QBE's Neal in the eye of the storm
Insurance companies are by definition accident prone. QBE, after a long run where it defied the odds, is now in one of those periods where everything that can go wrong is going wrong and the market doesn't like it.
QBE shares plummeted after John Neal, who succeeded long-serving chief executive Frank O'Halloran in August, updated the group's forecast for its 2012 results. In the wake of the superstorm Sandy that so dramatically inundated the US east coast, it was never going to be good news.
It wasn't however, just about Sandy and the $350 million to $450 million of retained losses QBE expects to experience as its share of the insurance industry incurs losses of more than $20 billion.
The US crop business which weighed heavily on last year's results continues to be a drag on the group while it has also increased the provisioning against its $1.1 billion North American run-off portfolio by $180 million. In fact, there are a number of increases in provisioning that suggest Neal has decided to err on the side of conservatism at the outset of his tenure.
The bottom line to the revisions is that large individual risk and catastrophe claims have blown out from 8 per cent of net earned premium to 12 per cent and QBE's insurance profit margin, which had been projected at more than 12 per cent, and is now expected to come in at about 8 per cent.
While that would translate to a net profit of about $1 billion – 30 per cent more than last year's result, which was decimated by a spate of natural disasters towards the end of the year – it would be a long way short of the $1.5 billion to $1.6 billion profit the market had been anticipating.
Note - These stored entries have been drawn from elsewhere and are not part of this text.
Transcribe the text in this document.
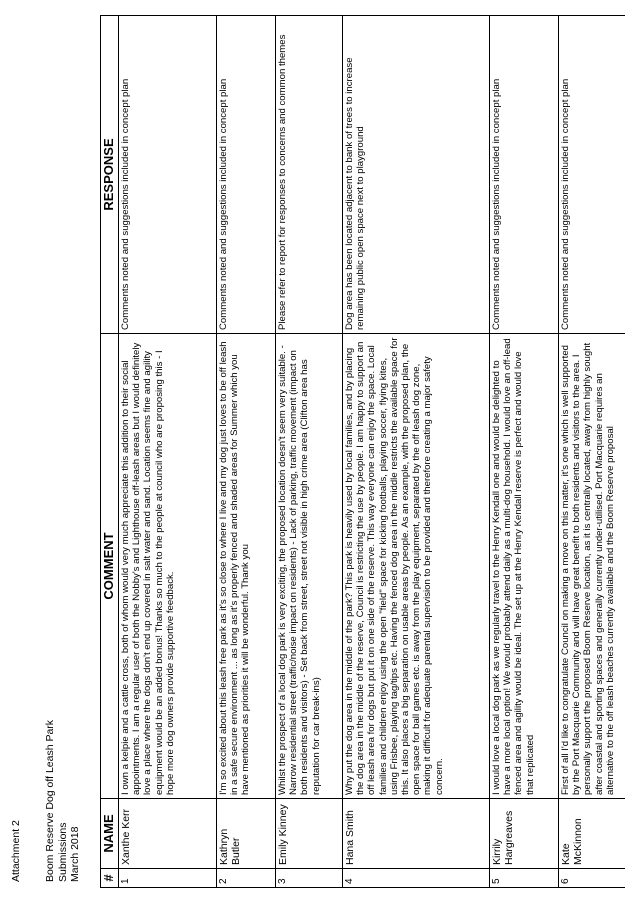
Attachment 2 Boom Reserve Dog off Leash Park Submissions March 2018 #	NAME	COMMENT	RESPONSE
1	Xanthe Kerr	I own a kelpie and a cattle cross, both of whom would very much appreciate this addition to their social appointments. I am a regular user of both the Nobby's and Lighthouse off-leash areas but I would definitely love a place where the dogs don't end up covered in salt water and sand. Location seems fine and agility equipment would be an added bonus! Thanks so much to the people at council who are proposing this - I hope more dog owners provide supportive feedback.	Comments noted and suggestions included in concept plan
2	Kathryn Butler	I'm so excited about this leash free park as it's so close to where I live and my dog just loves to be off leash in a safe secure environment ... as long as it's properly fenced and shaded areas for Summer which you have mentioned as priorities it will be wonderful. Thank you	Comments noted and suggestions included in concept plan
3	Emily Kinney	Whilst the prospect of a local dog park is very exciting, the proposed location doesn't seem very suitable. - Narrow residential street (traffic/noise impact on residents) - Lack of parking, traffic movement (impact on both residents and visitors) - Set back from street, street not visible in high crime area (Clifton area has reputation for car break-ins)	Please refer to report for responses to concerns and common themes
4	Hana Smith	Why put the dog area in the middle of the park? This park is heavily used by local families, and by placing the dog area in the middle of the reserve, Council is restricting the use by people. I am happy to support an off leash area for dogs but put it on one side of the reserve. This way everyone can enjoy the space. Local families and children enjoy using the open "field" space for kicking footballs, playing soccer, flying kites, using Frisbee, playing tag/tips etc. Having the fenced dog area in the middle restricts the available space for this. It also places a big separation on usable areas by people. As an example, with the proposed plan, the open space for ball games etc. is away from the play equipment, separated by the off leash dog zone, making it difficult for adequate parental supervision to be provided and therefore creating a major safety concern.	Dog area has been located adjacent to bank of trees to increase remaining public open space next to playground
5	Kirrily Hargreaves	I would love a local dog park as we regularly travel to the Henry Kendall one and would be delighted to have a more local option! We would probably attend daily as a multi-dog household. I would love an off-lead fenced area and agility would be ideal. The set up at the Henry Kendall reserve is perfect and would love that replicated	Comments noted and suggestions included in concept plan
6	Kate McKinnon	First of all I'd like to congratulate Council on making a move on this matter, it's one which is well supported by the Port Macquarie Community and will have great benefit to both residents and visitors to the area. I personally support the proposed Boom Reserve location, as it is centrally located, away from highly sought after coastal and sporting spaces and generally currently under-utilised. Port Macquarie requires an alternative to the off leash beaches currently available and the Boom Reserve proposal	Comments noted and suggestions included in concept plan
That explains the dive in QBE's shares.
QBE announced plans to raise $500 million of new subordinated convertible debt in the wake of the disclosures and has commitments from investors for the issue, which will be used to repay short-term debt and recapitalise its US business.
The challenge Neal faces is one of credibility, given that today's revised guidance is the latest in a string of downgrades over the past 12 months.
For so long QBE was regarded as a brilliantly and conservatively-managed group, consistently growing earnings through its model of growth-by-acquisition with few major surprises. O'Halloran turned it into a globally significant player in the sector.
Last year's blow-out in large claims, which soared from $US1 billion to US2.4 billion as the US crop floods and hailstorms, the Thai floods, the Japanese tsunami, the Christchurch earthquake, Victorian storms and West Australian bushfires coincided, shook investor confidence.
It hasn't helped that QBE traditionally invests very conservatively and has experienced the double-whammy of lower earnings on its portfolio of bonds and lower risk-free rates for discounting claims as central banks around the globe have flooded markets with cheap liquidity.
Neal will be hoping that the run of bad luck is over, that the increased provisioning will prove to be more than sufficient and that the traditional industry response to an abnormally large spate of natural disasters – a hike in premiums – will flow through to stronger QBE results. His honeymoon period as a new chief executive officer has been brief.